The value of the ZFS parameter are usually defined via D and E parameters. D describes the axial component of the magnetic dipole–dipole interaction, and E the transversal component. Values of D have been obtained for a wide number of organic biradicals by EPR measurements. This value may be measured by other magnetometry techniques such as SQUID; however, EPR measurements provide more accurate data in most cases. This value can also be obtained with other techniques such as optically detected magnetic resonance (ODMR; a double-resonance technique which combines EPR with measurements such as fluorescence, phosphorescence and absorption), with sensitivity down to a single molecule or defect in solids like diamond (e.g. N-V center) or silicon carbide.

===Algebraic derivation===
The start is the corresponding Hamiltonian $\hat{\mathcal{H}}_D = \mathbf{SDS}$. $\mathbf{D}$ describes the dipolar spin–spin interaction between two unpaired spins ($S_1$ and $S_2$). Where $S = S_1 + S_2$ is the total spin, and

$$\mathbf{D} = \begin{pmatrix}
 D_{xx} & 0 & 0 \\
 0 & D_{yy} & 0 \\
 0 & 0 & D_{zz}
\end{pmatrix}$$ (1)

is a symmetric and traceless ($D_{xx} + D_{yy} + D_{zz} = 0$, when is arises from dipole–dipole interaction) matrix, which means that it is diagonalizable.

With $D_{jj}$ denoted as $D_j$ for simplicity, the Hamiltonian becomes

$\hat{\mathcal{H}}_D = D_x S_x^2 + D_y S_y^2 + D_z S_z^2$ (2)

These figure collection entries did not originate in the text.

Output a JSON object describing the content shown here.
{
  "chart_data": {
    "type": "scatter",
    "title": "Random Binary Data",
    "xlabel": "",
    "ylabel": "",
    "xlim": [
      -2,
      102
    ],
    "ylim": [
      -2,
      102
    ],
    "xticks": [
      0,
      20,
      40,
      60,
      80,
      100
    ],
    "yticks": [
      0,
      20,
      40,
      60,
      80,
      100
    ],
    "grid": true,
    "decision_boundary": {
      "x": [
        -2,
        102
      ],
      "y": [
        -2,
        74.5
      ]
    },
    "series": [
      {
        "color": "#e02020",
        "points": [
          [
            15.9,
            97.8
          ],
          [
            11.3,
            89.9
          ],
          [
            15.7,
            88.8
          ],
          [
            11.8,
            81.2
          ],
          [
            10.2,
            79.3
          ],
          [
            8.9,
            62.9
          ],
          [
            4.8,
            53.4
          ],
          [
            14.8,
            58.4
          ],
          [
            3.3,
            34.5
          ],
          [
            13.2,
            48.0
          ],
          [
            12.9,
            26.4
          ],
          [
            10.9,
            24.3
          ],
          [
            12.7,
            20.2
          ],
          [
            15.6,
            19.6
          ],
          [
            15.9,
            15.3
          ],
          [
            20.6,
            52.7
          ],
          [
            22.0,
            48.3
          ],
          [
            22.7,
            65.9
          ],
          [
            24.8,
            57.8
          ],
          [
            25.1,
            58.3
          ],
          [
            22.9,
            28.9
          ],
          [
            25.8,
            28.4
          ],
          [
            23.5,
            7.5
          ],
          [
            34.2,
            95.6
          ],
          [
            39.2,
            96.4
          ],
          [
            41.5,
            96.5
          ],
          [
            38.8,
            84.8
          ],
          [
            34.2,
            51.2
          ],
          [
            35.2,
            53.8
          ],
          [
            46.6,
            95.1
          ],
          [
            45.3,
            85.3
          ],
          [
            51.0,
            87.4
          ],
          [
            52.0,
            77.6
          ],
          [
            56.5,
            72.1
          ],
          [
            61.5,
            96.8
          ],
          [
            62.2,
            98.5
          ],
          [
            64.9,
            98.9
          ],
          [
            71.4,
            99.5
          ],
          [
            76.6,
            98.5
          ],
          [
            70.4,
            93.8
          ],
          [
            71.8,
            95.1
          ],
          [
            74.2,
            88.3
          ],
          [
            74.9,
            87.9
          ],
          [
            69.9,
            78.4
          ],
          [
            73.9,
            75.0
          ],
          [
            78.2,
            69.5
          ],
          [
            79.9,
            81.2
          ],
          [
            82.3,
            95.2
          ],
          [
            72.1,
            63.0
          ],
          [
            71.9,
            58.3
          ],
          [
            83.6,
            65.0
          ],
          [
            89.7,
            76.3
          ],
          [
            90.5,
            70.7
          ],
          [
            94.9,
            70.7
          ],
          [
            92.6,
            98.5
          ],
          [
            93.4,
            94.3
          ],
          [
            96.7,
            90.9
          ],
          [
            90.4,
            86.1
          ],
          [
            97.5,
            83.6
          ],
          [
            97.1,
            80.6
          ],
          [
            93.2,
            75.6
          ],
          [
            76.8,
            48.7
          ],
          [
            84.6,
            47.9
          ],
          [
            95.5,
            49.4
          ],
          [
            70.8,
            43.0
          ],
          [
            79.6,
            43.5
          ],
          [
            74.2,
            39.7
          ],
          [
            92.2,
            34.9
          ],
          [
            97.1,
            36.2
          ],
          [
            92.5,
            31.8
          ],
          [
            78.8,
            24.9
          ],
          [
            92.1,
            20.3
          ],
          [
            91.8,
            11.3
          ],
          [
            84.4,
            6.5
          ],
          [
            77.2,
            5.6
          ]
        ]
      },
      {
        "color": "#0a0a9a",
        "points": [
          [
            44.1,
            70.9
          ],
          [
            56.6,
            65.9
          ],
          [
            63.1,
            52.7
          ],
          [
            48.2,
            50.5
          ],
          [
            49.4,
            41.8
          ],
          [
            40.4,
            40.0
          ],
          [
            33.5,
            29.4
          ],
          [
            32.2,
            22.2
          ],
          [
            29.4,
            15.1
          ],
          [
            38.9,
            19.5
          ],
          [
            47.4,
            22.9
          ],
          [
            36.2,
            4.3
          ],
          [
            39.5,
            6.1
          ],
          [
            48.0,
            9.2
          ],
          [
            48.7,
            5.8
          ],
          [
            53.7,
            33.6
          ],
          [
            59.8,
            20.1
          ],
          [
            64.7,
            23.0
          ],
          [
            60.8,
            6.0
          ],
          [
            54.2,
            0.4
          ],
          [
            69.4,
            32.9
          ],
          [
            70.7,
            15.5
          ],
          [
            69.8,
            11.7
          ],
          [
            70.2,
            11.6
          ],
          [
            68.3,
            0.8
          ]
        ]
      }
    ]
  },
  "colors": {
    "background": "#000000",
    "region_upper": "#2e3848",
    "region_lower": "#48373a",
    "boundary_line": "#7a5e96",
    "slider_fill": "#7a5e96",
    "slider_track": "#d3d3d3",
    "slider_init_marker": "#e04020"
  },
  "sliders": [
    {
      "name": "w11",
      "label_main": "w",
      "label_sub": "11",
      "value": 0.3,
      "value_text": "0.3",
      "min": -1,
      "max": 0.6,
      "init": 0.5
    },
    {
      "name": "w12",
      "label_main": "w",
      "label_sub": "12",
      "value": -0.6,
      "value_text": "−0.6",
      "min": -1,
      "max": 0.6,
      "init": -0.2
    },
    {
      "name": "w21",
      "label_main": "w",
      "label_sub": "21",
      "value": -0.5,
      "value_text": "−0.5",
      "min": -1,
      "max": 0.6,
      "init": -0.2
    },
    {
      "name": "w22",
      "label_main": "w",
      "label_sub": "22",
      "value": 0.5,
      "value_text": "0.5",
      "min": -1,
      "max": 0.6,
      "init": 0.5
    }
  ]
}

The key is to express $D_x S_x^2 + D_y S_y^2$ as its mean value and a deviation $\Delta$,

$D_x S_x^2 + D_y S_y^2 = \frac{D_x + D_y}{2} (S_x^2 + S_y^2) + \Delta,$ (3)

to find the value for the deviation $\Delta$, which is then by rearranging equation ((3))

$$\begin{align}
 \Delta &= \frac{D_x - D_y}{2} S_x^2 + \frac{D_y - D_x}{2} S_y^2 \\
        &= \frac{D_x - D_y}{2} (S_x^2 - S_y^2).
\end{align}$$ (4)

Inserting ((4)) and ((3)) into ((2)) yields

$$\begin{align}
 \hat{\mathcal{H}}_D &= \frac{D_x + D_y}{2} (S_x^2 + S_y^2) + \frac{D_x - D_y}{2} (S_x^2 - S_y^2) + D_zS_z^2 \\
                     &= \frac{D_x + D_y}{2} (S_x^2 + S_y^2 + S_z^2 - S_z^2) + \frac{D_x - D_y}{2} (S_x^2 - S_y^2) + D_z S_z^2.
\end{align}$$ (5)

Note that $S_z^2 - S_z^2$ was added in the second line in ((5)). By doing so, $S_x^2 + S_y^2 + S_z^2 = S(S + 1)$ can be further used.

By using the fact that $\mathbf{D}$ is traceless ($\tfrac{1}{2} D_x + \tfrac{1}{2} D_y = -\tfrac{1}{2} D_z$), equation ((5)) simplifies to

$$\begin{align}
 \hat{\mathcal{H}}_D &= -\frac{D_z}{2} S(S + 1) + \frac{1}{2} D_z S_z^2 + \frac{D_x - D_y}{2} (S_x^2 - S_y^2) + D_z S_z^2 \\
                     &= -\frac{D_z}{2} S(S + 1) + \frac{3}{2} D_z S_z^2 + \frac{D_x - D_y}{2} (S_x^2 - S_y^2) \\
                     &= \frac{3}{2} D_z \left(S_z^2 - \frac{S(S + 1)}{3}\right) + \frac{D_x - D_y}{2} (S_x^2 - S_y^2).
\end{align}$$ (6)

By defining D and E parameters, equation ((6)) becomes

$\hat{\mathcal{H}}_D = D \left(S_z^2 - \frac{1}{3} S(S + 1)\right) + E(S_x^2 - S_y^2)$ (7)

with $D = \tfrac{3}{2} D_z$ and $E = \tfrac{1}{2} (D_x - D_y)$ – the measurable zero-field splitting values.